After posting the summaries for Wisconsin’s batteries last week, I updated all the links for the first quarter, 1863 summaries. Before charging in to the next quarter, I wanted to circle back and identify any additional blanks – specifically batteries or other formations that should have been listed in the summaries but were not. For this, allow me to use Frederick Dyer’s Compendium as the base reference. Although there were formations that escaped mention in that work, particularly those serving only under state authority, Dyer’s is a good list to work from.
With that baseline established, some batteries missed by the clerks at the Ordnance Department for the first quarter of 1863:
- 1st Arkansas (Union) Artillery Battery – Captain Denton D. Stark received authorization to raise this battery in January 1863. The battery was not completely formed until later in the spring. The battery mustered at Fayetteville, Arkansas, but would move to Springfield, Missouri (perhaps as early as March of the year).

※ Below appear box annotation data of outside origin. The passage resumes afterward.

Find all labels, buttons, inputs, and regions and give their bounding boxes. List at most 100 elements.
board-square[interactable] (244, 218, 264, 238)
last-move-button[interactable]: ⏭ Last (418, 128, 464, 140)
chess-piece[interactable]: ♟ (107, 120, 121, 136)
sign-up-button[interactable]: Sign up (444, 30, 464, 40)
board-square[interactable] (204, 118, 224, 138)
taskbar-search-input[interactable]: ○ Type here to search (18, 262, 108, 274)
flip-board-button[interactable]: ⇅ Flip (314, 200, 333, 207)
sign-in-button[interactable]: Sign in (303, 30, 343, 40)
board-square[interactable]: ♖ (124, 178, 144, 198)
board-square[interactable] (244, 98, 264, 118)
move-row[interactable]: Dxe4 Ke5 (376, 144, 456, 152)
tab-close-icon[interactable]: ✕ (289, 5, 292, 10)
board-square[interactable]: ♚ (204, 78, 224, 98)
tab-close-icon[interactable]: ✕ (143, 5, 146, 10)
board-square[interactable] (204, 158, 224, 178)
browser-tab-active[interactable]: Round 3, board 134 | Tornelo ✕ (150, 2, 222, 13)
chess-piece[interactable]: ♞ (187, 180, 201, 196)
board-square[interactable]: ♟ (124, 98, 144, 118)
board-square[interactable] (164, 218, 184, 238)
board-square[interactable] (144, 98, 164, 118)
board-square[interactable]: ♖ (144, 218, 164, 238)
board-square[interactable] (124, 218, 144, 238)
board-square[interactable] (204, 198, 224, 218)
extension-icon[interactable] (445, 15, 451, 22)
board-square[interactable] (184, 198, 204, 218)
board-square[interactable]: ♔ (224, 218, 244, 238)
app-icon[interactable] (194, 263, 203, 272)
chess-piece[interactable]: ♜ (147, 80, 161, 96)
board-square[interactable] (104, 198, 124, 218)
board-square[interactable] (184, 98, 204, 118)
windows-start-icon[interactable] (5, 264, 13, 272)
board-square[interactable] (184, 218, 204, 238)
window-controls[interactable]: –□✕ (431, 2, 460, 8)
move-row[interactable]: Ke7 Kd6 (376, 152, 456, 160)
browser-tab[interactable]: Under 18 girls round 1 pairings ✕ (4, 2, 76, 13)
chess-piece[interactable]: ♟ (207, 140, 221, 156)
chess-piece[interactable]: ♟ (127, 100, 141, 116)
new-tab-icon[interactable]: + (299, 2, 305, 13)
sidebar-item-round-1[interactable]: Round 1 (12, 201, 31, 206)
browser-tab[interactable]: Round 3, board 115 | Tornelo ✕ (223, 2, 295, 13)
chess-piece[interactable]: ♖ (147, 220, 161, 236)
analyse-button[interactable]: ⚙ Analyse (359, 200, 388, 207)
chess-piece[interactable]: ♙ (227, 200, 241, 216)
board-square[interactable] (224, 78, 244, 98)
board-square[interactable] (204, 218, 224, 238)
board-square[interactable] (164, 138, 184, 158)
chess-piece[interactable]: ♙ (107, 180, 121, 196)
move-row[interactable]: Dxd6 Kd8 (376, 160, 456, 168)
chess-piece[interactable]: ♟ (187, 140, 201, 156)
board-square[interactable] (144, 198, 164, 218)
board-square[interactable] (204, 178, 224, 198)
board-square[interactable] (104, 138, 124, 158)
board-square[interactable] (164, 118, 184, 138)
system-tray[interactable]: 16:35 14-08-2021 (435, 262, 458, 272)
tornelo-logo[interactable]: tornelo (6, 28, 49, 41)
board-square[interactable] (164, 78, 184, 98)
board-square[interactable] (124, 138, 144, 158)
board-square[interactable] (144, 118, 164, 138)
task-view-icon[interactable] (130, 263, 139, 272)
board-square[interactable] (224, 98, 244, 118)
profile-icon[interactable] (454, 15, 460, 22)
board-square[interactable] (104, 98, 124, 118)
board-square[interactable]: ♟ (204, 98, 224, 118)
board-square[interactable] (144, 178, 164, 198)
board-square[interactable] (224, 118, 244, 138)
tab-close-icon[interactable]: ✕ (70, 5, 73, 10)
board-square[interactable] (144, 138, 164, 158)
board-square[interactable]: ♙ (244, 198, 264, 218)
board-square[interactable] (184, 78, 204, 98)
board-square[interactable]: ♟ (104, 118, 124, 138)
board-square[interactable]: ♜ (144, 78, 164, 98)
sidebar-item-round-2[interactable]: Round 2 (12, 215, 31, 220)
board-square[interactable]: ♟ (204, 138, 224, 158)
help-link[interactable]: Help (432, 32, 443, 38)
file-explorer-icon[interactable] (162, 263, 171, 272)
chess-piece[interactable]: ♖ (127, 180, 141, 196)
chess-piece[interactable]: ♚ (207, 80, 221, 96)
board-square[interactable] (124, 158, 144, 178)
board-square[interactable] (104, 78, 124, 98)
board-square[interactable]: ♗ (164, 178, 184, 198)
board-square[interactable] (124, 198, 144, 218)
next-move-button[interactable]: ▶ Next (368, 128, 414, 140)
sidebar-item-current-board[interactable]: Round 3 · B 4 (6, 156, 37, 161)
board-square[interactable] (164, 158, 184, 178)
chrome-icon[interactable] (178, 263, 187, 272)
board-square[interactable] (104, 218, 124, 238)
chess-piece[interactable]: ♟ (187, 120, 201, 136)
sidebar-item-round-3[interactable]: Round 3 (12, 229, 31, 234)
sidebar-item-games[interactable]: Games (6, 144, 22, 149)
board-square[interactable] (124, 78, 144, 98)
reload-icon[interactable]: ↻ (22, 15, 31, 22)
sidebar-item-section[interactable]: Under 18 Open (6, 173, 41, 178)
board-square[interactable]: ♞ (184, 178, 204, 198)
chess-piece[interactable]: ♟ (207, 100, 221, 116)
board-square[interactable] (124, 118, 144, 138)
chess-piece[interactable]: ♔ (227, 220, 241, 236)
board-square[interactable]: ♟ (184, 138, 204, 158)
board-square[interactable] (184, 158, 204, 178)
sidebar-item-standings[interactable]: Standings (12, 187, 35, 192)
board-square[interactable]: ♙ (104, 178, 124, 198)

- 1st Colorado Battery: Once again escaping note from the clerks. Commanded by Captain William D. McLain and often cited as McLain’s Independent Battery. The battery was posted to Fort Lyon, Colorado.
- Armstrong’s (Kansas) Battery: Potentially an interesting story here, but at present I only can offer scant particulars. This was a battery formed within the 1st Kansas Colored Troops. I suspect, from looking at the regimental roster, the name derived from Captain Andrew A. Armstrong. Formed in the fall of 1862, the regiment saw active service in Kansas and Missouri through the winter of 1863 and into spring. The first reference I have to the battery is from a July 1863 action report.
- 13th Massachusetts Light Artillery: Battery left Massachusetts in January 1863 and was assigned to the Department of the Gulf. Captain Charles H. J. Hamlen commanded. The battery performed various duties around New Orleans until around June, when assigned to the defenses of the city.
- 14th Massachusetts Light Artillery: Not mustered until 1864, but I include mention here so you don’t think I skipped a number.
- 15th Massachusetts Light Artillery: Captain Timothy Pearson in charge. Moved to New Orleans in March and was assigned to the defenses of New Orleans.
- Battery L (11th Battery), 1st Michigan Light Artillery: This battery didn’t officially muster until April 1863. But the unit was “on the books” at the state level.
- Battery M (12th Battery), 1st Michigan Light Artillery: Likewise, Battery M would not muster into Federal service until June 1863.
- Walling’s Battery, Mississippi Marine Brigade: I made mention of this battery as one often cited under Missouri, as it was missing from the first quarter listings. And for good reason, the battery really owes more to Pennsylvania than Missouri! We will see this battery appear under a separate heading in the next quarter.
- 1st Marine Brigade Artillery (New York): Colonel William A. Howard commanded this formation, which served in North Carolina. The full “regiment” included ten companies. My first inclination is to rate the brigade as “naval” artillery, as they were intended to be assigned to boats and ships. However the batteries of this brigade were used in the field, and eventually assigned to garrison posts. In January 1863, the regiment was reassigned to the Department of the South. But before that move was completed, the formation disbanded (date given for that administrative action was March 31, 1863).
- Battery A, 1st Tennessee (Union) Artillery Battalion: Also listed at times as the 1st Tennessee Battery, Middle Tennessee Battery, or other derivations. Captain Ephraim P. Abbott commanded this battery, listed in the garrison at Nashville. The battery would go on to serve with the Army of the Cumberland in the field.
And I’m not going to say this “completes” the list or fills in all the holes from the summaries. For instance, one noticeable change reflected between the fourth quarter of 1862 and first of 1863 was the reduction of non-artillery troops reporting cannons and artillery equipment on hand. One example was the 3rd California Infantry, which had reported a pair of 6-pdr field guns and two 12-pdr mountain howitzers at the end of the previous year. We saw a few cases, in the winter of 1863, where infantry or cavalry units reported having their own artillery. But those were becoming rare.
Still, if we are looking to account for every cannon and every cannoneer – admittedly a long shot at best – one must keep in mind those non-artillerymen serving guns. And also account for those field guns impressed for use in the garrisons and fortifications. And… well you get the point.
My closing note for the first quarter would be a circle back to the point made at the beginning of this thread. During the winter of 1863, the Federal armies underwent substantial reorganizations. These actions “task organized” the force towards strategic objectives. In the east, this change was mostly seen with the movement of the Ninth Corps. But in the Western Theater, two large and cumbersome corps were broken up to form a couple of armies – one aimed at Atlanta (with the near-term objective being Chattanooga) and another directed towards Vicksburg. With that reorganization, batteries moved about on the organization charts. All the while, new cannons and fresh stocks of ammunition flowed in (in addition to replacement horses, fresh recruits, and new equipment). The batteries were but loops in several coiled springs about to discharge in the spring of 1863.